W2_new = W2 - η*dL/dW2: [0.528862 -0.319497]
b2_new = b2 - η*dL/db2: 0.309483
W1_new = W1 - η*dL/dW1: [[0.325468 -0.110187]
 [0.184098 0.406361]]
b1_new = b1 - η*dL/db1: [0.150937 -0.231803]


In [6]:
# === Checagem opcional: forward com parâmetros atualizados ===
Z1_new = W1_new @ X + b1_new
A1_new = tanh(Z1_new)
Z2_new = float(W2_new @ A1_new + b2_new)
Y_hat_new = float(tanh(Z2_new))
L_new = (Y - Y_hat_new)**2

p("\nŷ (antes)", Y_hat)
p("L (antes)", L)
p("ŷ (depois)", Y_hat_new)
p("L (depois)", L_new)



ŷ (antes): 0.367247
L (antes): 0.400377
ŷ (depois): 0.500620
L (depois): 0.249380


## Exercise 2

Using the `make_classification` function from scikit-learn, generate a synthetic dataset with the following specifications:

* Number of samples: 1000

* Number of classes: 2

* Number of clusters per class: Use the n_clusters_per_class parameter creatively to achieve 1 cluster for one class and 2 for the other (hint: you may need to generate subsets separately and combine them, as the function applies the same number of clusters to all classes by default).

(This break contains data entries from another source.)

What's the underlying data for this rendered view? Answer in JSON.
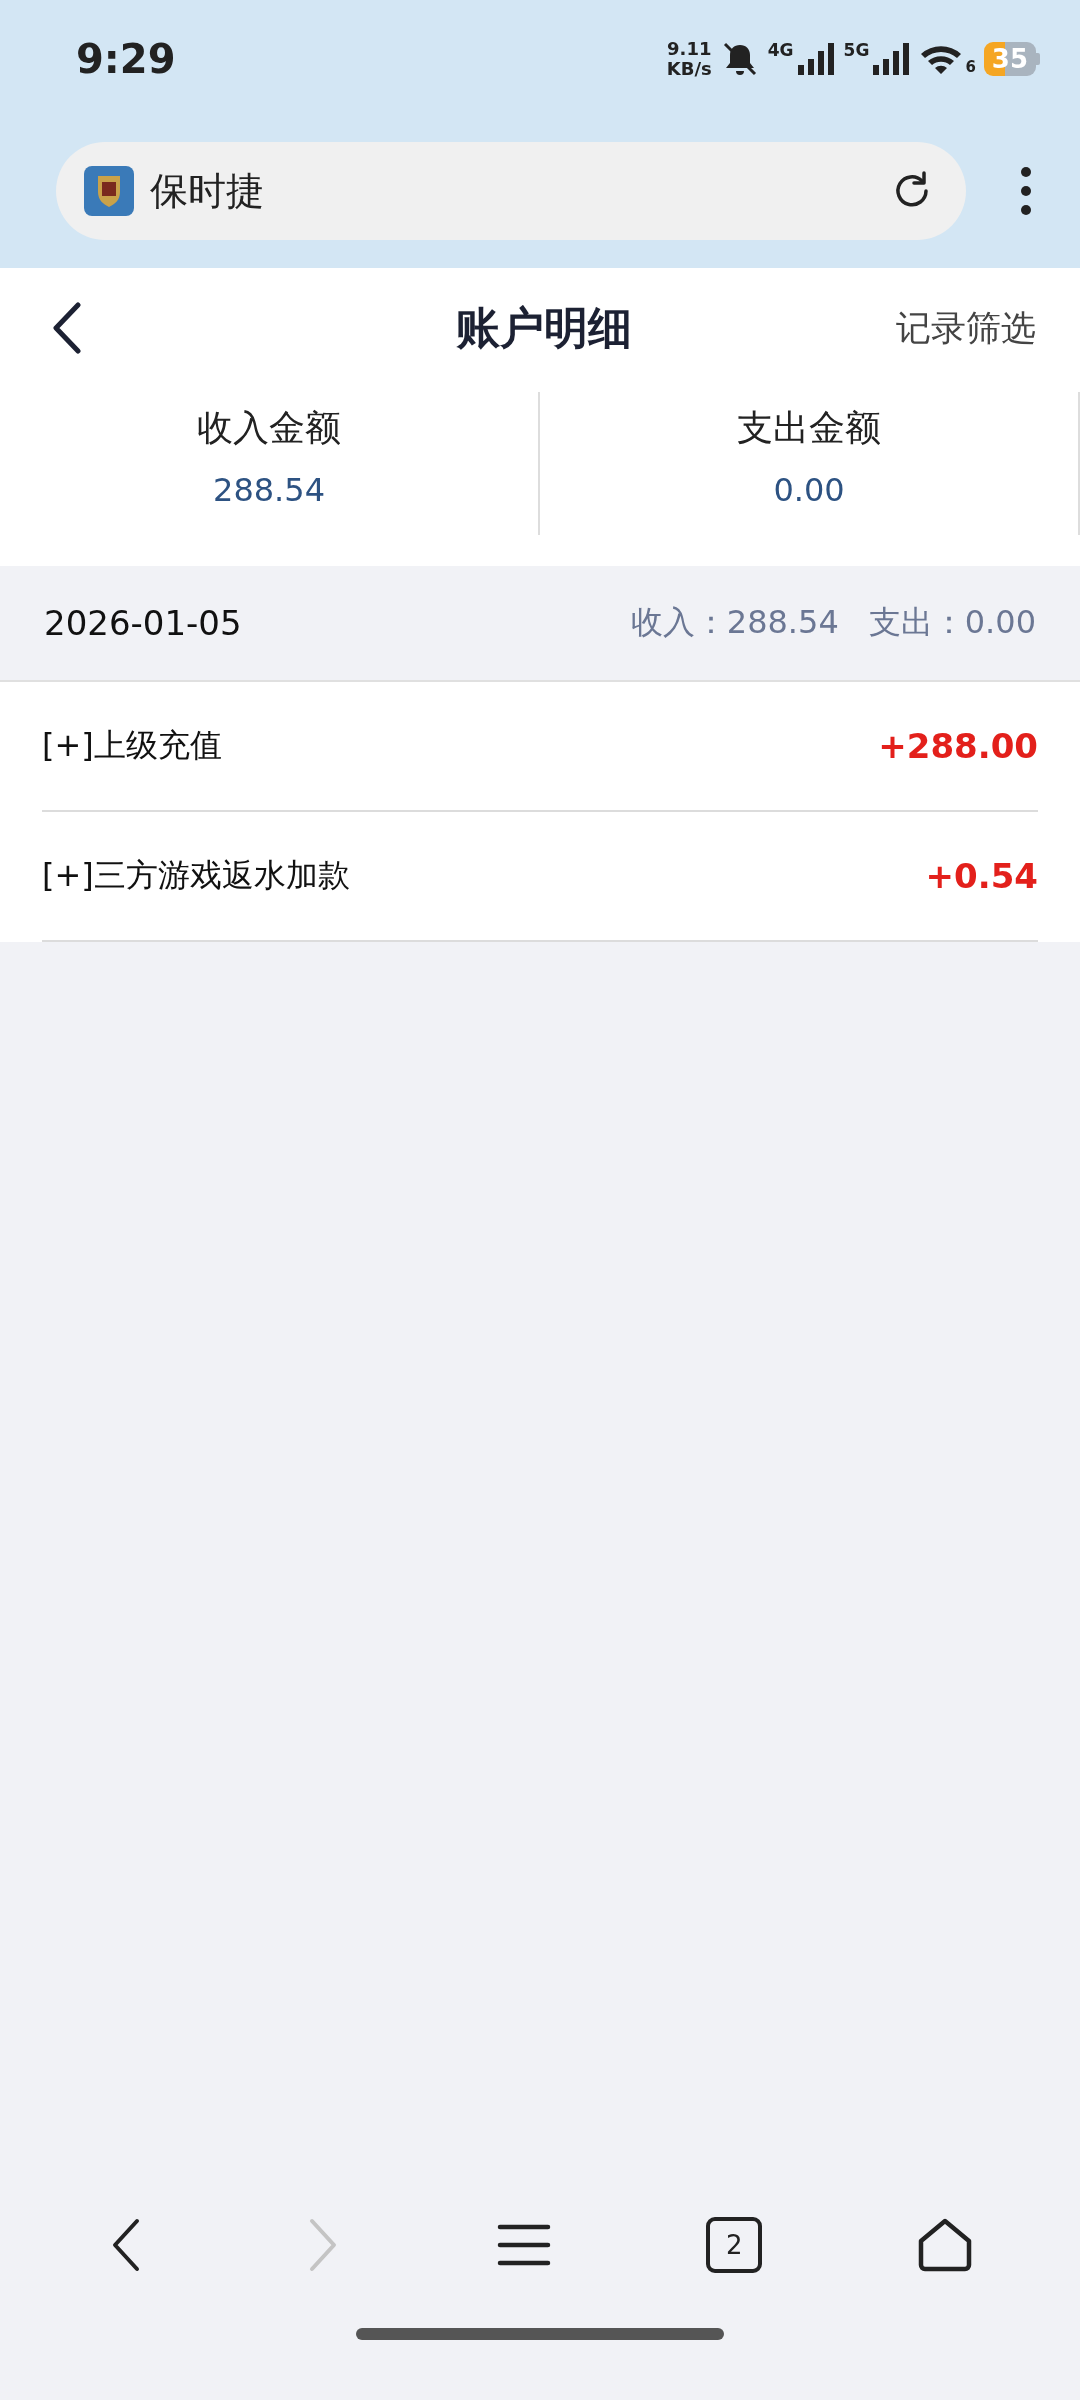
{
  "status_bar": {
    "time": "9:29",
    "net_speed": "9.11",
    "net_unit": "KB/s",
    "mobile_1": "4G",
    "mobile_2": "5G",
    "wifi_badge": "6",
    "battery": "35"
  },
  "browser": {
    "site_title": "保时捷"
  },
  "header": {
    "title": "账户明细",
    "action": "记录筛选"
  },
  "summary": [
    {
      "label": "收入金额",
      "value": "288.54"
    },
    {
      "label": "支出金额",
      "value": "0.00"
    }
  ],
  "day": {
    "date": "2026-01-05",
    "income_label": "收入：",
    "income": "288.54",
    "expense_label": "支出：",
    "expense": "0.00"
  },
  "records": [
    {
      "label": "[+]上级充值",
      "amount": "+288.00"
    },
    {
      "label": "[+]三方游戏返水加款",
      "amount": "+0.54"
    }
  ],
  "nav": {
    "back_disabled": false,
    "forward_disabled": true,
    "tab_count": "2"
  }
}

* Other parameters: Set `n_features=2` for easy visualization, `n_informative=2`, `n_redundant=0`, `random_state=42` for reproducibility, and adjust `class_sep` or `flip_y` as needed for a challenging but separable dataset.

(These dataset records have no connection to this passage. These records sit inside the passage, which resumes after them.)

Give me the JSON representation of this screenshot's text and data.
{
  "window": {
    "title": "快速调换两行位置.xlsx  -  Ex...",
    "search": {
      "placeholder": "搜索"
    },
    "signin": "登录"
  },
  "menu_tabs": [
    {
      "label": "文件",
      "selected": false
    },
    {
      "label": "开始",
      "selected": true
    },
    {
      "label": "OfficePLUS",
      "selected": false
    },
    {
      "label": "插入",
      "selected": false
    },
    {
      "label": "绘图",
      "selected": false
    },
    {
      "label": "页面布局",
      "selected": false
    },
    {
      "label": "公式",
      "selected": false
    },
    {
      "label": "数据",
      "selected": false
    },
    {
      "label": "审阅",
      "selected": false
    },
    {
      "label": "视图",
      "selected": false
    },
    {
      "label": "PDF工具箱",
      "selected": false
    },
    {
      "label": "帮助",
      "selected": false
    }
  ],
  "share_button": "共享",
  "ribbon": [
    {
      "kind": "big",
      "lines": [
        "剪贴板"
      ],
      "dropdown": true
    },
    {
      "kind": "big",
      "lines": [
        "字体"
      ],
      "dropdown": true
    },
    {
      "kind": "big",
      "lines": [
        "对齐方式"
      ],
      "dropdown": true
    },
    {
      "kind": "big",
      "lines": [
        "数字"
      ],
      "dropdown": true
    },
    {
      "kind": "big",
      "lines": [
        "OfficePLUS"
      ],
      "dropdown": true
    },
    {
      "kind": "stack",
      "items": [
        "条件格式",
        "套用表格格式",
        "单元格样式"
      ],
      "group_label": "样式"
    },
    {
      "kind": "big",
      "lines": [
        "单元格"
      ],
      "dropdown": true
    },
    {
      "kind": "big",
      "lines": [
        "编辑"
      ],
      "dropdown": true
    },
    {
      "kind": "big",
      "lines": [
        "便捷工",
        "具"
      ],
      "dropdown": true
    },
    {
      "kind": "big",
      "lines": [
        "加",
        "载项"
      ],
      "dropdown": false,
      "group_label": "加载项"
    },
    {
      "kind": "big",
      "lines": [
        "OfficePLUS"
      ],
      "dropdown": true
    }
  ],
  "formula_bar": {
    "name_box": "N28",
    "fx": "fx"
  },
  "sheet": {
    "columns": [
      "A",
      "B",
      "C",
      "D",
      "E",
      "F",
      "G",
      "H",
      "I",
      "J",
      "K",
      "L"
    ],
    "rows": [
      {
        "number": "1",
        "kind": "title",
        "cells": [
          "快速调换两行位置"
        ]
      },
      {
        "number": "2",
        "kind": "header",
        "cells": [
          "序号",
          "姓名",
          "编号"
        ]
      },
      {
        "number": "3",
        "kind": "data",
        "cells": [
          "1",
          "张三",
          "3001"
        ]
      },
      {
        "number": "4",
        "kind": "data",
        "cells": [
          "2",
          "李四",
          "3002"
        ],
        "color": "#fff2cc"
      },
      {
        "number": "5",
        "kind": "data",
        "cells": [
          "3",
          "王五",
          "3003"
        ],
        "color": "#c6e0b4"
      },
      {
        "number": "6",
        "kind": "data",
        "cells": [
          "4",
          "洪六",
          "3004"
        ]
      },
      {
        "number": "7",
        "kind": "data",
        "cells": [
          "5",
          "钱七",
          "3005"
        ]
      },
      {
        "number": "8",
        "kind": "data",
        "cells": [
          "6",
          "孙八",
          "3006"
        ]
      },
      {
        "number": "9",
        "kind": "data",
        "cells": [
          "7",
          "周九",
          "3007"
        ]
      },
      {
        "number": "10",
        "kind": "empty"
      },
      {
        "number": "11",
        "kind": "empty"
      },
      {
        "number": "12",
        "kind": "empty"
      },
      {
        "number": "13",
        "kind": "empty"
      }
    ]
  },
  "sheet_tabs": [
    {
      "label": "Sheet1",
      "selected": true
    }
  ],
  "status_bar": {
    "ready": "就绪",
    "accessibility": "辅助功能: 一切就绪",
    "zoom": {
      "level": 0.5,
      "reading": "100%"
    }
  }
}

Implement an MLP from scratch (without using libraries like TensorFlow or PyTorch for the model itself; you may use NumPy for array operations) to classify this data. You have full freedom to choose the architecture, including:

* Number of hidden layers (at least 1)

* Number of neurons per layer

* Activation functions (e.g., sigmoid, ReLU, tanh)

* Loss function (e.g., binary cross-entropy)

* Optimizer (e.g., gradient descent, with a chosen learning rate)

Steps to follow:

1. Generate and split the data into training (80%) and testing (20%) sets.

2. Implement the forward pass, loss computation, backward pass, and parameter updates in code.

3. Train the model for a reasonable number of epochs (e.g., 100-500), tracking training loss.

4. Evaluate on the test set: Report accuracy, and optionally plot decision boundaries or confusion matrix.

5. Submit your code and results, including any visualizations.